Deductible: expenses that can be offset against assessable income, or some contributions to superannuation funds are tax deductible to individuals.
Defined Benefit Fund: a superannuation fund that defines the member's retirement benefit as a multiple of their salary. The multiple is usually based on the member's period of service and level of contributions made over the period of employment. The opposite of a defined benefit fund is a defined contribution or accumulation fund.
Derivatives: securities that derive their value from another physical asset, also known as synthetics. Examples of derivatives include futures and options.
Distributions: income payments from managed investments. Such payments comprise a share of any net income and realised capital gains earned by an investment over a financial year. The components which generally make up a distribution are profits from the sale of assets, income and currency gains.

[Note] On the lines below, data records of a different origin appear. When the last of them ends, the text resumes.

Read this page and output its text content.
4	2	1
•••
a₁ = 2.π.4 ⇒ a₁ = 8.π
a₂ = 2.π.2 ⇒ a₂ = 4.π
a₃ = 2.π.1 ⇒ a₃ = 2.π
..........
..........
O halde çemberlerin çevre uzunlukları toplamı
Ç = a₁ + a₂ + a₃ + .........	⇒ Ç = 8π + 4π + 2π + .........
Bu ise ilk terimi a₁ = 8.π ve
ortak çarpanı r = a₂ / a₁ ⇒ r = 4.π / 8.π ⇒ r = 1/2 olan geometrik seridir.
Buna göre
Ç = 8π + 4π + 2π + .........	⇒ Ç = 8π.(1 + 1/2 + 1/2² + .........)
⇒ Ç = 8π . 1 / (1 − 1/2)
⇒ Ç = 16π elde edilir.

Diversification: spreading an investment over a range of asset classes, sectors and regions with the aim of reducing risk. As the old saying goes "don’t put all your eggs in one basket".
Dividend: payment to shareholders from a company’s earnings.
Dividend Imputation: tax already paid by a company is credited to individual shareholders when a dividend is paid. See also Franked Dividends and Imputation Credits.
Dollar Cost Averaging: Investing a set amount of money, at regular intervals, over a long period of time. This means an investor could gain an advantage from rises and falls in the investment price, Over a period of time by buying more when the price is low and less when the price is high.